Example of ldap_auth.sh script (use your <BINDDN>
and <BASEDN>
). ldapsearch should be installed where script will run.
#!/bin/bash
ourname=ldap_auth.sh
facility=auth
output=$(mktemp)
error=$(mktemp)
# child process - try simple shell backgrounding
(
ldapsearch -h auth.local -D "cn=${username},<BASEDN>" -b "<BINDDN>" -s base "objectClass=*" 1.1 -w "${password}" 1>"${output}" 2>"${error}"
# save exist status here, otherwise the following assignment resets $?
status=$?
if [ $status -ne 0 ]; then
logger -p "${facility}.err" -t "${ourname}" "There was an error authenticating user ${username} against AD."
logger -p "${facility}.err" -t "${ourname}" "The error was: $(tr '\n' ' ' < "${error}" )" # turn multiline into single line
echo "0" > "${auth_control_file}"
exit 1
fi
# look for the "numEntries" line in the output of ldapsearch
numentries=$(awk '/numEntries:/{ne = $3} END{print ne + 0}' "$output")
if [ $numentries -eq 1 ]; then
logger -p "${facility}.info" -t "{$ourname}" "User ${username} authenticated successfully"
echo "1" > "${auth_control_file}"
exit 0
else
logger -p "${facility}.err" -t "${ourname}" "User ${username} NOT authenticated (user not in group?)"
echo "0" > "${auth_control_file}"
exit 1
fi
) &
# tell openvpn that auth will be deferred
exit 2
After using this you should see deferred auth messages in OpenVPN server log: Username/Password authentication deferred for username 'username'
Hope this will help
Thank you very much @kirik . We were facing the exact same issue. And we replaced as well the module by a bash script.
Here is our version of the script that perform the check against 2 different DN (we have real user and service account)
#!/bin/bash
ourname=ldap_auth.sh
facility=auth
output=$(mktemp)
error=$(mktemp)
log_this () {
echo "$1"
}
log_this "Connection from username: $username at $(date)"
exit_if_ok() {
if [ $status -eq 0 ]; then
numentries=$(awk '/numEntries:/{ne = $3} END{print ne + 0}' "$output")
if [ $numentries -eq 1 ]; then
log_this "User ${username} authenticated successfully"

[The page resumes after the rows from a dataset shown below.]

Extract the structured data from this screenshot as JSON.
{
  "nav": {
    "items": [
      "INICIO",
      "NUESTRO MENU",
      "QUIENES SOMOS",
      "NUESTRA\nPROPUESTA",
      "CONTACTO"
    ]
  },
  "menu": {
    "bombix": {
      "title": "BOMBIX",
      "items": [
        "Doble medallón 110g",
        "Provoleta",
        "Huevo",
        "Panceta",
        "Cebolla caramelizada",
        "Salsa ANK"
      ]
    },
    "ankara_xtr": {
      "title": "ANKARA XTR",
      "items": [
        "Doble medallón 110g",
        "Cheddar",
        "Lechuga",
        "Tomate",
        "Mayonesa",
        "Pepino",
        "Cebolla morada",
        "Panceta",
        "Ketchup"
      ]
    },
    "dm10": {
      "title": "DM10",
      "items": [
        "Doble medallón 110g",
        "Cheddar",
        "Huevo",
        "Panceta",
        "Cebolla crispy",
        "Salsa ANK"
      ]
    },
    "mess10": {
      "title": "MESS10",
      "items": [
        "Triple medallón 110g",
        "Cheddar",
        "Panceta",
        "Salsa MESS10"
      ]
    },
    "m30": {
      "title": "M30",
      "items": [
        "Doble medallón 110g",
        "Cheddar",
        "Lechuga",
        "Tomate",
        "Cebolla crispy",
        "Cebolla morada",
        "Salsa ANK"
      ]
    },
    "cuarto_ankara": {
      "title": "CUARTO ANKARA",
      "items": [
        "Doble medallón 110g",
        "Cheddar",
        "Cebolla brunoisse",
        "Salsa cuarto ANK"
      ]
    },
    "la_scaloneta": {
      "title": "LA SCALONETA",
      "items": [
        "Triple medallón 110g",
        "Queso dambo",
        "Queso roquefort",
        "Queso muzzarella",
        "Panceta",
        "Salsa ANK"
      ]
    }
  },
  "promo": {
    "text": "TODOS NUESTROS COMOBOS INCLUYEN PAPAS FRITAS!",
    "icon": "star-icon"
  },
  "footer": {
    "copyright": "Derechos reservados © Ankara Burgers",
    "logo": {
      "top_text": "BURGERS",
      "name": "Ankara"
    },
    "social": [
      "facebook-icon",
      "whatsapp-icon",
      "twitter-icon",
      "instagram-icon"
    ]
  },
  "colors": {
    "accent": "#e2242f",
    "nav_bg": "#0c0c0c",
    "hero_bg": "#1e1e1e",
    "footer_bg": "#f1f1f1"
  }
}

echo "1" > "${auth_control_file}"
exit 0
fi
fi
}
# child process - try simple shell backgrounding
(
# check email
ldapsearch -x -H ldaps://ldap.domain:636 \
-D "uid=${username},ou=People,o=domain.com" \
-w "${password}" \
-b "ou=People,o=domain.com" \
"uid=${username}" 1>"${output}" 2>"${error}"
status=$?
exit_if_ok
# # check service account
ldapsearch -x -H ldaps://ldap.domaint:636 \
-D "cn=${username},ou=Applications,o=domain.com" \
-w "${password}" \
-b "ou=Applications,o=domain.com" \
"cn=${username}" 1>"${output}" 2>"${error}"
status=$?
exit_if_ok
log_this "User ${username} NOT authenticated"
echo "0" > "${auth_control_file}"
exit 1
) &
# tell openvpn that auth will be deferred
exit 2
Hello, there is an OpenVPN ticket regarding packet loss when auth plugins are used with OpenVPN.
https://community.openvpn.net/openvpn/ticket/585#no1
This plugin does not seem to contain the asychronous method calls?